You’ve failed, Nicholina.

It matters not.

Your mistress needs her more than she needs you.

Pain is fleeting.

You’ve chosen the wrong side, Nicholina. But it isn’t too late. You could ally with us before they betray you. Because they will betray you. It’s only a matter of time.

Our mistress would never betray us.

Slowly, we sink into ourselves, first a finger, a toe, then a leg and an arm and a chest until our entire body settles in on itself with a heavy breath. Heavy. So heavy. So weary. Images of lavender and wraiths and sickly, corpselike little boys flicker. Memories of family. The word tastes different now than it did then. Once, it tasted of comfort, of love, of warmth. We do not remember what warm feels like now. We do not remember love. Within her we’d felt it—a brief flicker in the shadows, in the dark. She’d felt it so strongly. We hold on to it now, that memory. We hold on to that warmth we’d felt when she looked upon her huntsman, her family.

Our own eyes do not open as we lie upon this hard, cold stone. We do not move to the bed. Our mistress did not want us there.

Sometimes we think our mistress does not want us at all.

Angelica


Lou

Without warning, Reid collapsed face-first into the water, and that—

That is when I lost my shit completely.

Fresh shouts erupted from shore as I dove toward him, slinging an arm across his shoulders and spinning him to his back, looping his elbow through mine and cradling his head against my shoulder. The sharp, potent scent of magic clung to him. Though his chest still rose and fell, the movement seemed shallow, harsh, as if he was in terrible pain. “Reid!” I shook him desperately, struggling to stay afloat. We both went under. Water burned my throat, my eyes. Choking on it, I kicked harder, propelling us above the surface for a few precious seconds. I could swim, yes, but towing a limp two-hundred-and-something-pound man was something else entirely. “Reid!”

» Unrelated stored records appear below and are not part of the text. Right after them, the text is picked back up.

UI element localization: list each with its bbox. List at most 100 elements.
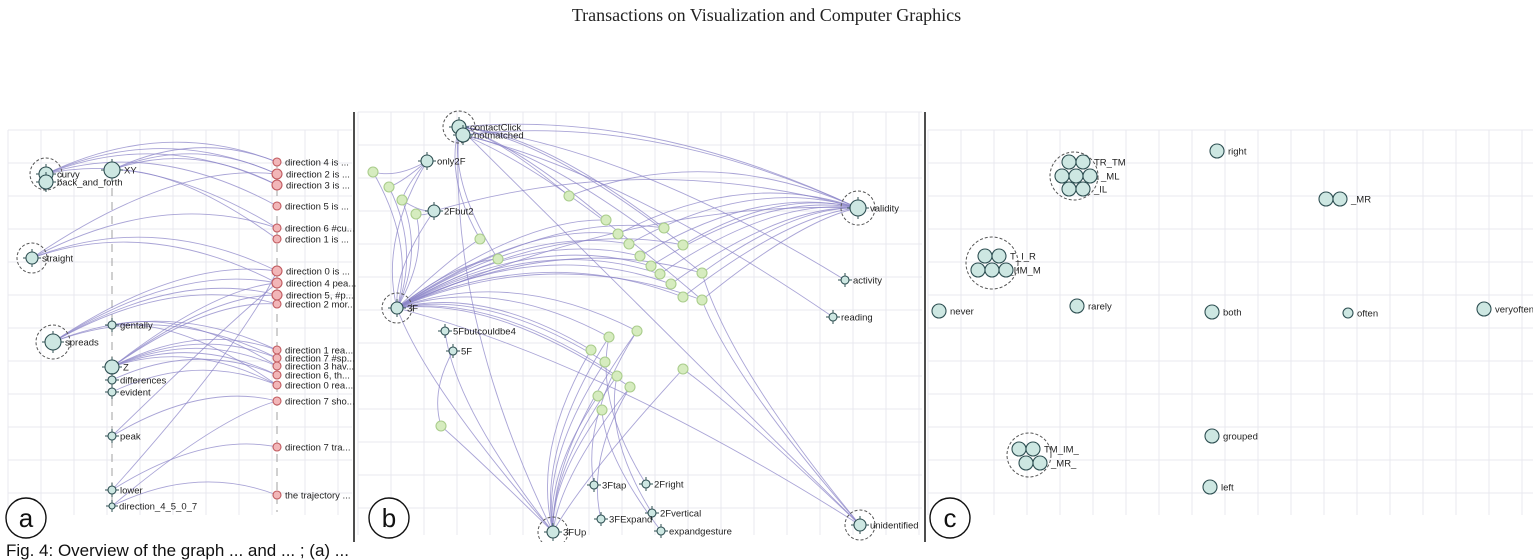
graph-edge	[458, 126, 846, 281]
node-label: 2Fbut2	[444, 207, 474, 218]
graph-edge	[440, 425, 554, 533]
panel-letter: b	[382, 503, 396, 533]
graph-edge	[396, 213, 420, 309]
graph-edge	[52, 294, 278, 343]
node-label: 3F	[407, 304, 418, 315]
graph-edge	[458, 126, 607, 221]
graph-node	[420, 154, 434, 168]
graph-node	[1025, 441, 1041, 457]
node-label: 3FUp	[563, 528, 586, 539]
graph-edge	[111, 324, 278, 386]
graph-node	[272, 370, 282, 380]
node-label: 5F	[461, 347, 472, 358]
graph-node	[696, 267, 708, 279]
graph-edge	[396, 273, 703, 309]
cluster-ring	[965, 236, 1019, 290]
node-label: reading	[841, 313, 873, 324]
graph-node	[271, 179, 283, 191]
node-label: back_and_forth	[57, 178, 123, 189]
node-label: grouped	[1223, 432, 1258, 443]
graph-edge	[457, 126, 554, 533]
node-label: direction 0 is ...	[286, 267, 350, 278]
graph-node	[677, 363, 689, 375]
graph-node	[853, 518, 867, 532]
graph-edge	[701, 299, 861, 526]
graph-node	[1082, 168, 1098, 184]
node-label: direction 2 mor...	[285, 300, 355, 311]
graph-edge	[111, 347, 278, 368]
graph-edge	[52, 287, 278, 343]
graph-node	[1075, 154, 1091, 170]
graph-edge	[111, 443, 278, 491]
graph-node	[455, 127, 471, 143]
node-label: never	[950, 307, 974, 318]
graph-node	[592, 390, 604, 402]
graph-node	[840, 275, 850, 285]
graph-edge	[52, 324, 278, 359]
graph-edge	[456, 126, 499, 260]
graph-node	[107, 375, 117, 385]
graph-edge	[396, 306, 631, 388]
graph-node	[1061, 181, 1077, 197]
graph-edge	[396, 307, 554, 533]
graph-edge	[111, 158, 278, 186]
graph-node	[107, 485, 117, 495]
node-label: often	[1357, 309, 1378, 320]
graph-edge	[433, 179, 859, 212]
graph-node	[107, 320, 117, 330]
graph-node	[677, 239, 689, 251]
node-label: direction 1 is ...	[285, 235, 349, 246]
graph-edge	[396, 271, 684, 309]
graph-edge	[701, 272, 861, 526]
node-label: 3Ftap	[602, 481, 626, 492]
node-label: Z	[123, 363, 129, 374]
node-label: _MR_	[1050, 459, 1077, 470]
graph-node	[272, 442, 282, 452]
graph-edge	[31, 236, 278, 272]
graph-node	[396, 194, 408, 206]
graph-node	[563, 190, 575, 202]
node-label: rarely	[1088, 302, 1112, 313]
graph-edge	[52, 320, 278, 351]
graph-node	[585, 344, 597, 356]
node-label: expandgesture	[669, 527, 732, 538]
graph-edge	[396, 257, 703, 309]
graph-edge	[111, 481, 278, 507]
graph-edge	[45, 161, 278, 207]
graph-node	[1204, 304, 1220, 320]
node-label: TM_IM_	[1044, 445, 1080, 456]
graph-edge	[568, 171, 859, 209]
graph-edge	[52, 268, 278, 343]
graph-edge	[444, 330, 554, 533]
graph-node	[440, 326, 450, 336]
graph-node	[108, 502, 116, 510]
graph-node	[623, 238, 635, 250]
edge-layer	[31, 123, 861, 533]
graph-node	[998, 262, 1014, 278]
node-label: direction 2 is ...	[286, 170, 350, 181]
graph-edge	[111, 270, 278, 491]
graph-node	[410, 208, 422, 220]
graph-node	[624, 381, 636, 393]
node-label: 5Fbutcouldbe4	[453, 327, 516, 338]
graph-node	[1018, 455, 1034, 471]
graph-node	[1068, 168, 1084, 184]
graph-edge	[396, 259, 661, 309]
panel-dividers	[353, 112, 926, 542]
graph-node	[1204, 428, 1220, 444]
panel-letters: a b c	[5, 497, 971, 539]
graph-edge	[396, 307, 861, 526]
graph-edge	[111, 356, 278, 386]
grid-layer	[7, 111, 1533, 535]
node-label: straight	[42, 254, 74, 265]
graph-edge	[111, 321, 278, 367]
graph-node	[641, 479, 651, 489]
cluster-ring	[1049, 151, 1099, 201]
graph-edge	[682, 368, 861, 526]
graph-node	[448, 346, 458, 356]
cluster-ring	[840, 190, 876, 226]
graph-edge	[111, 343, 278, 368]
graph-edge	[52, 278, 278, 343]
node-label: direction 6 #cu...	[285, 224, 355, 235]
graph-edge	[396, 291, 638, 332]
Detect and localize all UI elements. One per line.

The shouts around us escalated, and I glanced to shore. My heart lodged in my ravaged throat.

Morgane had lost consciousness with Reid.

Whatever magic he’d done, it’d affected her too, and absolute chaos reigned. The Dames Blanches nearest her shrieked and rushed forward, pulling her away from Josephine, from Coco, from us. “Do not be foolish!” Josephine’s vehement shouts cut through the mist, which had descended with a vengeance once more. “This is our chance! Get the girl!”

But even the blood witches wouldn’t step foot in the waters again—not when they continued to ripple.

Not when Coco rose, her binds having vanished after Morgane’s collapse.

Not when she stepped back into the waters, nor when she lifted her hands. Her dark eyes fell first to Constantin, then to Beau and Célie—still blood-soaked and unconscious—and they burned with retribution. “You should’ve known better than to follow us here, tante. I was born in these waters. Their magic is my own.”

I foundered beneath the waves, surging up in time to see Josephine clench her fists.

“Their magic is hers,” she spat. “Not yours. Never yours.”

“I am part of her.”

“You are mine.” The last shred of Josephine’s control seemed to snap, and she swept a long, crooked dagger from her cloak. Her hands shook. “She abandoned you. She abandoned me. She—”

“—is on her way,” Coco finished grimly, eyes flicking to her own uplifted hand. A fresh wound I hadn’t noticed sliced her palm. Blood dripped from it into the waters, and with a start, I realized Coco’s steps hadn’t woken L’Eau Mélancolique at all.